The AI Market Map, Redrawn: Five Predictions
Amon offered a historical frame at Davos that deserves attention. He compared the current AI moment to the year 2000 dot-com crash: “Go back to the year 2000 and you think about what we thought back then, what the internet would be. Today, 25 years later, it’s actually way bigger than what most people imagined. AI, in the long run, is going to be bigger than people think. It’s probably under-hyped for the long run.”
Five predictions for how the AI market map evolves, grounded in the Qualcomm thesis:
Prediction 1: Inference Becomes the Majority Revenue Pool by 2028
The training market won’t shrink, but inference will grow faster. NVIDIA’s response — acquiring Groq, building inference-optimized products — confirms the thesis. But Nvidia is optimizing GPUs for inference; Qualcomm is building inference-native architectures. The distinction matters at scale.

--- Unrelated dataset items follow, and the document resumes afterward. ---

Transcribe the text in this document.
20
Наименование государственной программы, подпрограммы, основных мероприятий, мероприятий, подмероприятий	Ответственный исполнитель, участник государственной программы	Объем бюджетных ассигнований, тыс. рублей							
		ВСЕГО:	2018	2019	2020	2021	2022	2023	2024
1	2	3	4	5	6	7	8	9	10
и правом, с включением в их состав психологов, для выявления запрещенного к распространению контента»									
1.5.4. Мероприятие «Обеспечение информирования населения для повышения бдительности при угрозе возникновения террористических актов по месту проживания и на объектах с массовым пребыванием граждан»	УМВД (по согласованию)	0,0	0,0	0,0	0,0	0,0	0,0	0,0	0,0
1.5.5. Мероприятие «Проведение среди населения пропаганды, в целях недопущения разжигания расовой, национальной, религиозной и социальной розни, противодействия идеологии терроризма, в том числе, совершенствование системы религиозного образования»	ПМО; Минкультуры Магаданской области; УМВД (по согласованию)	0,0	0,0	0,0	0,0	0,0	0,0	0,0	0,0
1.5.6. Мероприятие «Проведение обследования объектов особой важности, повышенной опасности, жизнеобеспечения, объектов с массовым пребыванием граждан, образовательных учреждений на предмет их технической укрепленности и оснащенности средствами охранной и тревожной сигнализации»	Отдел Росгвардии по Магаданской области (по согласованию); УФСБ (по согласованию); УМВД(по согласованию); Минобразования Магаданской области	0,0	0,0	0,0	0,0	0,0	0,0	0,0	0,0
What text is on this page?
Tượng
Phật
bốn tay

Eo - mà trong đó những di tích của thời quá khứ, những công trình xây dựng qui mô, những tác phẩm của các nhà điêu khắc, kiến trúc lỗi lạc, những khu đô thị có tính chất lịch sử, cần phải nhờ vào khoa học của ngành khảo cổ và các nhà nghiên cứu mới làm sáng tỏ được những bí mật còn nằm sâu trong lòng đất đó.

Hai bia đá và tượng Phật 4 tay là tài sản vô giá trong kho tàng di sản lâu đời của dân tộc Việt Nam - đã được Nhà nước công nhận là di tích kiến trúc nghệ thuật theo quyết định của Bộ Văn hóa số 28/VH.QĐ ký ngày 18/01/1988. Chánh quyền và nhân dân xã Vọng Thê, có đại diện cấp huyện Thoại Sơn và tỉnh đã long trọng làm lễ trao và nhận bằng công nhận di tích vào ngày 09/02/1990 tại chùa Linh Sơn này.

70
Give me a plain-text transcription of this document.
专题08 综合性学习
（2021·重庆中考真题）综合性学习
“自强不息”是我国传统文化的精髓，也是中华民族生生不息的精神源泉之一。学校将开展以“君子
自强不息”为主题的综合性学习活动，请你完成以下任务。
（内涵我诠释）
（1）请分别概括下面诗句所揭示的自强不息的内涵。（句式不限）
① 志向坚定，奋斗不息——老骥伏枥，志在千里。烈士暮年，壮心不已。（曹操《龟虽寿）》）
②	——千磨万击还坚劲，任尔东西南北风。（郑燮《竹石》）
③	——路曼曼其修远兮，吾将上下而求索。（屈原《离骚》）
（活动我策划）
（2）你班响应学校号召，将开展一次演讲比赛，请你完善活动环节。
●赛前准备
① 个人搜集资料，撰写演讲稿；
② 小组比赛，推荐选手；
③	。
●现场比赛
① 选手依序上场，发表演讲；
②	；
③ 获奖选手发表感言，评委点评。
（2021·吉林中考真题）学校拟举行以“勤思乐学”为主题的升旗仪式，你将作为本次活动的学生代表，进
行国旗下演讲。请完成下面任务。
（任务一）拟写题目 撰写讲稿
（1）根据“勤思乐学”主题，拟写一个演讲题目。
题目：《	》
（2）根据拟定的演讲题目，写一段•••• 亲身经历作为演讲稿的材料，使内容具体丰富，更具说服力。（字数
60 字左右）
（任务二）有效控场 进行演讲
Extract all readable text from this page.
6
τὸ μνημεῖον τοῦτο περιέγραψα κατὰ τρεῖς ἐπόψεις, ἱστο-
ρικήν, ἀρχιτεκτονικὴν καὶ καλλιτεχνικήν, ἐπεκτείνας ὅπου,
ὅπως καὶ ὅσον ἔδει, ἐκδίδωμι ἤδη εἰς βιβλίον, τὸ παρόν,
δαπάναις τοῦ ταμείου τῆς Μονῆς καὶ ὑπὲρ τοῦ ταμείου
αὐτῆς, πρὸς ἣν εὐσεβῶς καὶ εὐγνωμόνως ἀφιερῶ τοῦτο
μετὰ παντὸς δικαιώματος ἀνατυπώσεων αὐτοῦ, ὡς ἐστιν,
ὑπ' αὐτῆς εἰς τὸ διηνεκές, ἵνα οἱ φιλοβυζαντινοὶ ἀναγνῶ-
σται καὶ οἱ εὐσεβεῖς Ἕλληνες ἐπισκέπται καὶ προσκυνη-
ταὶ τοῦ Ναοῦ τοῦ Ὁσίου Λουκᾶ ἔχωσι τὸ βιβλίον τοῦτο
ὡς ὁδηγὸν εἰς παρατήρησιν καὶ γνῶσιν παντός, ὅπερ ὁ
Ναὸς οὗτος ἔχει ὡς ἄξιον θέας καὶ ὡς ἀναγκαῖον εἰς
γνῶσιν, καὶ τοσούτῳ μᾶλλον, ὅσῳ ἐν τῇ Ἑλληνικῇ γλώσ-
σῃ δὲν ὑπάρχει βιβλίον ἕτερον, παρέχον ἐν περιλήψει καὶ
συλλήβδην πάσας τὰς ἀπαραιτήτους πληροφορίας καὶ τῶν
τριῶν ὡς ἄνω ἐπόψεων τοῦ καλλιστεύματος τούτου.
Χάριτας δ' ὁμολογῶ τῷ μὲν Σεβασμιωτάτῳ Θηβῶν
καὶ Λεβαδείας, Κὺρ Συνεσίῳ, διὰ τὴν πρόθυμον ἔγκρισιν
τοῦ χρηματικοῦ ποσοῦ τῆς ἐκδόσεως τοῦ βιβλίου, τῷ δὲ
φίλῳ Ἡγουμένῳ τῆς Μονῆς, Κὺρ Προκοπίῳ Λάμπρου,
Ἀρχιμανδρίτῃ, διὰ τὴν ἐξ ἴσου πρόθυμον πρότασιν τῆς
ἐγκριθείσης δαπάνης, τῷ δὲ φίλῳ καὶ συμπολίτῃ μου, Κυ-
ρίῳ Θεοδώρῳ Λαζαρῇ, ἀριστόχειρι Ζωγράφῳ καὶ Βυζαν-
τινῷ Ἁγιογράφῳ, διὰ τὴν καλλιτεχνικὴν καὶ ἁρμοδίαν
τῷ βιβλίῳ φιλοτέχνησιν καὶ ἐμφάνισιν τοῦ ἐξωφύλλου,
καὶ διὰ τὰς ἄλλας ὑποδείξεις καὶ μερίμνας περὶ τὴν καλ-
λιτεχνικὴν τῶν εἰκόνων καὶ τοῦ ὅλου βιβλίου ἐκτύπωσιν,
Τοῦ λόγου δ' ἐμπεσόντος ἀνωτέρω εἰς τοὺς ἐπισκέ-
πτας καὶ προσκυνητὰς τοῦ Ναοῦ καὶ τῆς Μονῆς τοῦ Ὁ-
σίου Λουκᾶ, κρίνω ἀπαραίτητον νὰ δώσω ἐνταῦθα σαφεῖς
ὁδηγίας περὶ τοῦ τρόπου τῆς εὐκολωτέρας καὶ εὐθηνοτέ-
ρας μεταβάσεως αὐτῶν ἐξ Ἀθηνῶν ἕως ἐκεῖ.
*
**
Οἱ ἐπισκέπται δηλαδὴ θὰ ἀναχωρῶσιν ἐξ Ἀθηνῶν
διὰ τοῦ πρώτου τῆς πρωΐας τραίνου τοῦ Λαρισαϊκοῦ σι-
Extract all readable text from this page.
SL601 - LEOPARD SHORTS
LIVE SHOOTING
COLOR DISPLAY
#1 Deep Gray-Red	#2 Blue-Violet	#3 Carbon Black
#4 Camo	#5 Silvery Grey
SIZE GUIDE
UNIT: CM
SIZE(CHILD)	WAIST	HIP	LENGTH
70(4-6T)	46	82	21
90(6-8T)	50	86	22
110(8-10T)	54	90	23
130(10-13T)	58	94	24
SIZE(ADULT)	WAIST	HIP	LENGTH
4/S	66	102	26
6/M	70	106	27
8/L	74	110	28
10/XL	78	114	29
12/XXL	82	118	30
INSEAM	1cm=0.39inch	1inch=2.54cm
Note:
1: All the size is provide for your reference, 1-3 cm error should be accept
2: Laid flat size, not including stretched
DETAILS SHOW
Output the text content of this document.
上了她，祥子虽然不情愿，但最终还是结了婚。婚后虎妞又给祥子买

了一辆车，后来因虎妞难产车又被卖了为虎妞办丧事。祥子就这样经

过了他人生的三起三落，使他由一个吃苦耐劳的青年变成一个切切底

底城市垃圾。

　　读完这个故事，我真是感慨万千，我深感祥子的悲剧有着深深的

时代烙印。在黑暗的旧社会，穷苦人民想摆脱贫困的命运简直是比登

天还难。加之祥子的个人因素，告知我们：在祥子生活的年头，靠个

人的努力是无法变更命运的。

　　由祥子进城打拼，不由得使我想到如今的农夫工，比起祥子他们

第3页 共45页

Prediction 2: Personal AI Devices Exceed Smartphones in Unit Volume by 2030
Not because smartphones decline, but because glasses, earbuds-with-cameras, rings, ambient devices, and industrial endpoints collectively outnumber phones. Qualcomm’s platform, powering the most diverse set of AI devices for the most brands, captures volume share.
Prediction 3: On-Device Inference Restructures SaaS Economics
As local AI compute becomes powerful enough for agent interactions, the cloud inference tax that currently inflates SaaS — as explored in the shift from SaaS to agentic service models — costs will erode. Software companies will shift from “AI means higher margins through cloud inference fees” to “AI means competing on local compute capability.”
Prediction 4: The Barbelled AI Silicon Market Consolidates
Nvidia owns the training/high-end inference pole through ecosystem dominance. Qualcomm builds the efficiency/edge-to-cloud pole through breadth and power optimization. Intel continues to decline. AMD remains viable but undifferentiated. The middle empties.
Prediction 5: Horizontal Platform Wins the Device War; Vertical Model Wins the Ecosystem War
Both can coexist. Apple will build the most integrated personal AI experience for its users. Qualcomm will power the most diverse set of AI devices across every form factor. The markets don’t fully overlap — there’s going to be a lot of diversity.
The Bottom Line
Qualcomm’s business model evolution tells you three things about the AI market map’s future.
First, the map is inverting. Training dominated the first era of AI infrastructure — as explored in the economics of AI compute infrastructure — . Inference — distributed, efficient, edge-aware — will dominate the next. The $180B training market isn’t going away, but the $50B+ inference market is growing faster and will be larger.
Second, the edge is not the periphery — it is becoming the center. When 85% of enterprise workloads are inference-based, and inference increasingly runs on-device or at the edge, the company with 2B+ deployed NPUs has more structural relevance than the company with the most powerful GPU cluster.
Third, the winner of the next era is not the biggest chip — it is the broadest fabric. Nvidia wins the training era by owning the most powerful GPU. The inference era winner will be the company that provides the most seamless compute continuum from pocket to data center.
The AI market map you know — with Nvidia at the top and everything else underneath — is a snapshot of 2024. The map that is emerging in 2026 has inference at its center, the edge as its largest surface area, and the connective tissue between cloud and device as the true chokepoint.
The training era rewarded concentration. The inference era will reward distribution. Qualcomm’s transformation is the map.